My environment: 8GB Ram Notebook with Ubuntu 14.04, Solr 4.3.1, carrot2workbench 3.10.0
My Solr Index: 15980 documents
My Problem: Cluster all documents with the kmeans algorithm
When I drop off the query in the carrot2workbench (query: :), I always get a Java heap size error when using more than ~1000 Results. I started Solr with -Xms256m -Xmx6g but it still occurs.

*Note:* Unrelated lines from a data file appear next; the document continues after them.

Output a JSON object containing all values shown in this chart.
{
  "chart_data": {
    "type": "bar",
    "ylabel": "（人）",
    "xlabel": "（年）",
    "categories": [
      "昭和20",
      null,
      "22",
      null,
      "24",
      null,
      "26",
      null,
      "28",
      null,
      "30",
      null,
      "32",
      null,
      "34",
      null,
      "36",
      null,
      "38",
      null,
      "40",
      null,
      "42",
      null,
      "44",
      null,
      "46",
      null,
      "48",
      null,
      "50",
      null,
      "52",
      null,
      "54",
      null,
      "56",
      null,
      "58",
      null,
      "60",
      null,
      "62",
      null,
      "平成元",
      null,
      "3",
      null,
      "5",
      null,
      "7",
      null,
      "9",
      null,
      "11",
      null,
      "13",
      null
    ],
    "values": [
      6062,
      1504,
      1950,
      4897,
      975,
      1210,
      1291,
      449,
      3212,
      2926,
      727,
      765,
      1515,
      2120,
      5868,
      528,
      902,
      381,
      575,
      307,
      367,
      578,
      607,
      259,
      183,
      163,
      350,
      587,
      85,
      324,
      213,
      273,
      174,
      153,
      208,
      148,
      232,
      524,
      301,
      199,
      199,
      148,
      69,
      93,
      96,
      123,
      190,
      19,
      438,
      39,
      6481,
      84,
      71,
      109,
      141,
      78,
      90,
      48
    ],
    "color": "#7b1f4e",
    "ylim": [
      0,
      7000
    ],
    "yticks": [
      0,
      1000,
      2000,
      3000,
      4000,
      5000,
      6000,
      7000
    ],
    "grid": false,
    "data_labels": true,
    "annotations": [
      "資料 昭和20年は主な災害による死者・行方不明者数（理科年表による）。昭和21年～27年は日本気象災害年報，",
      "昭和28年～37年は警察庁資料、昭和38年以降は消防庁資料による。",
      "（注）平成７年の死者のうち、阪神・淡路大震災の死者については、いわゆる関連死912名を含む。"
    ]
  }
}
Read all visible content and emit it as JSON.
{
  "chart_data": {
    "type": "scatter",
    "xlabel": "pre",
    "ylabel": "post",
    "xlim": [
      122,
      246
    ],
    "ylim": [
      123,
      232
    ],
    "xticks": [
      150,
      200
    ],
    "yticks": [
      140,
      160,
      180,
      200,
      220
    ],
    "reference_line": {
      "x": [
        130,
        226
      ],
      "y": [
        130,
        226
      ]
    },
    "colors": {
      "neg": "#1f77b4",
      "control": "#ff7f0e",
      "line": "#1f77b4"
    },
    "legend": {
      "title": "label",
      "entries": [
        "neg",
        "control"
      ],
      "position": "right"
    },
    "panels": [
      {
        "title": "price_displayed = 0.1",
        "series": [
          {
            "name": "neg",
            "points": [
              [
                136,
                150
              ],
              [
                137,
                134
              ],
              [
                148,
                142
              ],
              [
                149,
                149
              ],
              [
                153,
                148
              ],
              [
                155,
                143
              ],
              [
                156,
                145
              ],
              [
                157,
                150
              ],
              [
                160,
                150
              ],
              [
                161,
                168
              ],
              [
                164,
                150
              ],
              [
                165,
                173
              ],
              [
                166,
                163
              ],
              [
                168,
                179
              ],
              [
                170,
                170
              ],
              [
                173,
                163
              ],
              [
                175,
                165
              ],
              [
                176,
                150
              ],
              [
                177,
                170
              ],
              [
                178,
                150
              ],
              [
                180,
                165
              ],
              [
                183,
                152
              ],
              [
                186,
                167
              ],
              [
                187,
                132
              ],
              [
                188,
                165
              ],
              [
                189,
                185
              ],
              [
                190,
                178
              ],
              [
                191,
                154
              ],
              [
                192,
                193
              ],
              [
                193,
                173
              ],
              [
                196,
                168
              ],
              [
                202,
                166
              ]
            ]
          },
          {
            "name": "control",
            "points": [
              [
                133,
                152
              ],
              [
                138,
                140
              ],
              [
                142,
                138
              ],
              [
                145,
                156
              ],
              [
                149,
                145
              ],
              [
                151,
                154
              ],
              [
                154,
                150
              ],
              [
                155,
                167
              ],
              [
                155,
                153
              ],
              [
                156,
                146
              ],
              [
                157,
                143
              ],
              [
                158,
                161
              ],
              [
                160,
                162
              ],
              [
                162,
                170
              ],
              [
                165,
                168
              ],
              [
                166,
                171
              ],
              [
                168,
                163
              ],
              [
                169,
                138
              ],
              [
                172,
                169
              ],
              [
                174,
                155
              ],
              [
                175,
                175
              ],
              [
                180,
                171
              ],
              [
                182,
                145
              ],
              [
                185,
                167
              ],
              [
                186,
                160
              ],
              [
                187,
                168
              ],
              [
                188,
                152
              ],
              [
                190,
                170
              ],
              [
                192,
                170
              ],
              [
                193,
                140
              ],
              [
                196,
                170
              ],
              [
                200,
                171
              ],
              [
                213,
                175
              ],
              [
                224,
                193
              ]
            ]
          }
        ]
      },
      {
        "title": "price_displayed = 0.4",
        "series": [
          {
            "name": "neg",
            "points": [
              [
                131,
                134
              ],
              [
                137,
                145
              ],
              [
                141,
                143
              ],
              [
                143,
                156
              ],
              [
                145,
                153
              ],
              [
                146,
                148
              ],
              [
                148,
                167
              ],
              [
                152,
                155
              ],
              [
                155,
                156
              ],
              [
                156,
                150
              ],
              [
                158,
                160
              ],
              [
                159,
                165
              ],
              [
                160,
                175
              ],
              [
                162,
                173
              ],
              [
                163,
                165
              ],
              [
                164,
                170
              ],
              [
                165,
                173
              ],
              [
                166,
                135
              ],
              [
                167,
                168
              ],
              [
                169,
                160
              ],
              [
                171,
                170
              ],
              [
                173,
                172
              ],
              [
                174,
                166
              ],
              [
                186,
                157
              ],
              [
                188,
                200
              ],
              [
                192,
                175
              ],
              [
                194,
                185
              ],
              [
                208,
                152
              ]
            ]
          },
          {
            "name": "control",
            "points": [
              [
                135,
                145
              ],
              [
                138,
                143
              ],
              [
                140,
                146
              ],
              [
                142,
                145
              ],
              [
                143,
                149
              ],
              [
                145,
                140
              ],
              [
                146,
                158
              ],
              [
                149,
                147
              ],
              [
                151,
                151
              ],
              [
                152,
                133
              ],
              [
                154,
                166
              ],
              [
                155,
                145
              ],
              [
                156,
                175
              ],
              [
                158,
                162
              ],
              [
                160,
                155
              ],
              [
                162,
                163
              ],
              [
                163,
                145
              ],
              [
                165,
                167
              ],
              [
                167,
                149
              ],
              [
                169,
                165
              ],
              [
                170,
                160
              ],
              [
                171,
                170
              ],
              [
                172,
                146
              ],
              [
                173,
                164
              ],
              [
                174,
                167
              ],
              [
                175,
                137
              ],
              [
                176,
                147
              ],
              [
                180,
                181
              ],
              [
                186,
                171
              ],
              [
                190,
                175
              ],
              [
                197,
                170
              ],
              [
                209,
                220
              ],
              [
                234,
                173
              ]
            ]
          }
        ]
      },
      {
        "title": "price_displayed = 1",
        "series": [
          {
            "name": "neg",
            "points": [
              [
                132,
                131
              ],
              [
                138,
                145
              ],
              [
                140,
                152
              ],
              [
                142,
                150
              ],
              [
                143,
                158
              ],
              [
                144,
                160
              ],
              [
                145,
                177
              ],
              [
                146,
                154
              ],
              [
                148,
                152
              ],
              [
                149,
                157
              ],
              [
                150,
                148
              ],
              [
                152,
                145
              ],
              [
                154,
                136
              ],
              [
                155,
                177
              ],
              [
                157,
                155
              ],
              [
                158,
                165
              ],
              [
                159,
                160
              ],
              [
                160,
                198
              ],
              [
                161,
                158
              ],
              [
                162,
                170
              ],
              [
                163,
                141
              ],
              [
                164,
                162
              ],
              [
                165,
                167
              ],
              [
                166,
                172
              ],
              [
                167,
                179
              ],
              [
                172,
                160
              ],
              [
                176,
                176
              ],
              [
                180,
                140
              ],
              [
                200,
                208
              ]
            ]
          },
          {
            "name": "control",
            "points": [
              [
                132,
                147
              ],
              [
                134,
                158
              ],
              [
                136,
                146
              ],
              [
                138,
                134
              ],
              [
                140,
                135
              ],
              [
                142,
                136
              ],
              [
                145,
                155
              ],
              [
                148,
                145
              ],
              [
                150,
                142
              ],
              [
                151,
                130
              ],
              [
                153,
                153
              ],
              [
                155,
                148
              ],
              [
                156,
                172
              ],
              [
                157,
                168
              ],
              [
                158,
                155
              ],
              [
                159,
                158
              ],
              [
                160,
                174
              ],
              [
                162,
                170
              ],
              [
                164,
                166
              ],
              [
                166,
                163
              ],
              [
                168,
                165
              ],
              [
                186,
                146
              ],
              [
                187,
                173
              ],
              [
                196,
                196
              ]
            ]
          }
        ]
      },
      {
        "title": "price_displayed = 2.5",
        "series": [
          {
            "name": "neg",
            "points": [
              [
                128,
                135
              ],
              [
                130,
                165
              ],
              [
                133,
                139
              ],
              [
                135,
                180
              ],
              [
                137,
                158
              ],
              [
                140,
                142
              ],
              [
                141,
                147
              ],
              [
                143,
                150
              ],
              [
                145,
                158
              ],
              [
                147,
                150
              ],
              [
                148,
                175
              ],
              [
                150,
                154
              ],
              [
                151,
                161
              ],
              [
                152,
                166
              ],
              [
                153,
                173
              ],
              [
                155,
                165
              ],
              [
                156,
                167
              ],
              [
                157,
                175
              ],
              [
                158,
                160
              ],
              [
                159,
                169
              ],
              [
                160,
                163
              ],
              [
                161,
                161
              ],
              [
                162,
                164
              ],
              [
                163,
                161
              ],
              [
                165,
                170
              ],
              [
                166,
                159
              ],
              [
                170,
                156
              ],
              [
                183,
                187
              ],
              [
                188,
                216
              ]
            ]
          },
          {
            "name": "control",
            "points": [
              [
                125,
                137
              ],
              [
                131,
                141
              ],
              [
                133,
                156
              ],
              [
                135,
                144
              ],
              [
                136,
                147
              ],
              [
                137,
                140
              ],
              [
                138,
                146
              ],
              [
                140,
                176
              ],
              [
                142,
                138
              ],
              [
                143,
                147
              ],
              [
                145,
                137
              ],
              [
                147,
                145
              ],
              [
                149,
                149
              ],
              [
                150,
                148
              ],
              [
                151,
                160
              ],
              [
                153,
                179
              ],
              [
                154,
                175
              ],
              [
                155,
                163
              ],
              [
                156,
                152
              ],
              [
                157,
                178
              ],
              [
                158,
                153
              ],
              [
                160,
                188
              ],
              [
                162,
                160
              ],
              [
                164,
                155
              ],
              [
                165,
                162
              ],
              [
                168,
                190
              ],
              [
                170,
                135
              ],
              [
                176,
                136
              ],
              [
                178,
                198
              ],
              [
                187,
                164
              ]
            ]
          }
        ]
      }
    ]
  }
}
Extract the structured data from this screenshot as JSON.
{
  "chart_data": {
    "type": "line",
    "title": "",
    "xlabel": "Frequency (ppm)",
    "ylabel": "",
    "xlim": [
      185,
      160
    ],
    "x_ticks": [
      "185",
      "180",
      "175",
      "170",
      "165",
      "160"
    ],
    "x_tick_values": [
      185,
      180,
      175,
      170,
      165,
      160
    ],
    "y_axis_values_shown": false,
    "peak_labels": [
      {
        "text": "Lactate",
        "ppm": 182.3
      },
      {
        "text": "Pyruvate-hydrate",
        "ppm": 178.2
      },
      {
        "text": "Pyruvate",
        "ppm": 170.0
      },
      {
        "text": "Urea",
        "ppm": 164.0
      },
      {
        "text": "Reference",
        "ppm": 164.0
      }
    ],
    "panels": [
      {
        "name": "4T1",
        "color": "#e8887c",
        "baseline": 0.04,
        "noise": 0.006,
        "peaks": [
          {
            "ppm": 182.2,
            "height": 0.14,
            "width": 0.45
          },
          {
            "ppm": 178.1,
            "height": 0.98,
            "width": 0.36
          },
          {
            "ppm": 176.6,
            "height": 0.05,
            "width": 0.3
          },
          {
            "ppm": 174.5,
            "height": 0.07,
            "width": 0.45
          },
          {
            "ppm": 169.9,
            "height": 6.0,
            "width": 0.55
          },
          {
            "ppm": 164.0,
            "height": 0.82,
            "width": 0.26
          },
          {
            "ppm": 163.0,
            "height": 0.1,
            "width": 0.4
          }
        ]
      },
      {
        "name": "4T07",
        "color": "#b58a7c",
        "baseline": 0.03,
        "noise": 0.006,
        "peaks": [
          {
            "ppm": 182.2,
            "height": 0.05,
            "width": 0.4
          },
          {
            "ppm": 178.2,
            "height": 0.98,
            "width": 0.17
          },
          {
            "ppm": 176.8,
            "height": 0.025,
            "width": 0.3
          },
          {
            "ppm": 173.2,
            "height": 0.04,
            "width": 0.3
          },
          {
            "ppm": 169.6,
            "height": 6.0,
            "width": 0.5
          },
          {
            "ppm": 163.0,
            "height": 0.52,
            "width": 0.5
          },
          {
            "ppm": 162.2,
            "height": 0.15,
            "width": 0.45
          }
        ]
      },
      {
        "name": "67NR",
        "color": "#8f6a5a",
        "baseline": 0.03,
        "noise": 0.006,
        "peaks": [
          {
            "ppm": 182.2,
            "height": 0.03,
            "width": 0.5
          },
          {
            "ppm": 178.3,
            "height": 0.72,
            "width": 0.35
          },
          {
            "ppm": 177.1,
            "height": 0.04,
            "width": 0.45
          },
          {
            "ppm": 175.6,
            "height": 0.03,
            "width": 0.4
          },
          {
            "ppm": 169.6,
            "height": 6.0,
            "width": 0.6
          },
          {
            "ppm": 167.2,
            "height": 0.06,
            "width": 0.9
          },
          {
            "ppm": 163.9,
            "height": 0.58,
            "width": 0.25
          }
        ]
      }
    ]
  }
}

Is it really a heap size problem or could it be somewhere else?
Best How To :
Your suspicion is correct, it is a heap size problem, or more precisely, a scalability constraint. Straight from the carrot2 FAQs: http://project.carrot2.org/faq.html#scalability
How does Carrot2 clustering scale with respect to the number and length of documents? The most important characteristic of Carrot2 algorithms to keep in mind is that they perform in-memory clustering. For this reason, as a rule of thumb, Carrot2 should successfully deal with up to a thousand of documents, a few paragraphs each. For algorithms designed to process millions of documents, you may want to check out the Mahout project.
A developer also posted about this here: http://stackoverflow.com/a/28991477
While the developers recommend Mahout, and this is probably the way to go since you would not be bound by the in-memory clustering constraints as in carrot2, there might be other possibilities, though:
If you really like carrot2 but do not necessarily need k-means, you could take a look at the commercial Lingo3G, based on the "Time of clustering 100000 snippets [s] " field and the (***) remark on http://carrotsearch.com/lingo3g-comparison it should be able to tackle more documents. Check also their FAQ entry on "What is the maximum number of documents Lingo3G can cluster?" on http://carrotsearch.com/lingo3g-faq
Try to minimize the size of your labels on which k-means is performing the clustering. Instead of clustering over all the documents content, try to cluster on the abstract/summary or extract important keywords and cluster on them.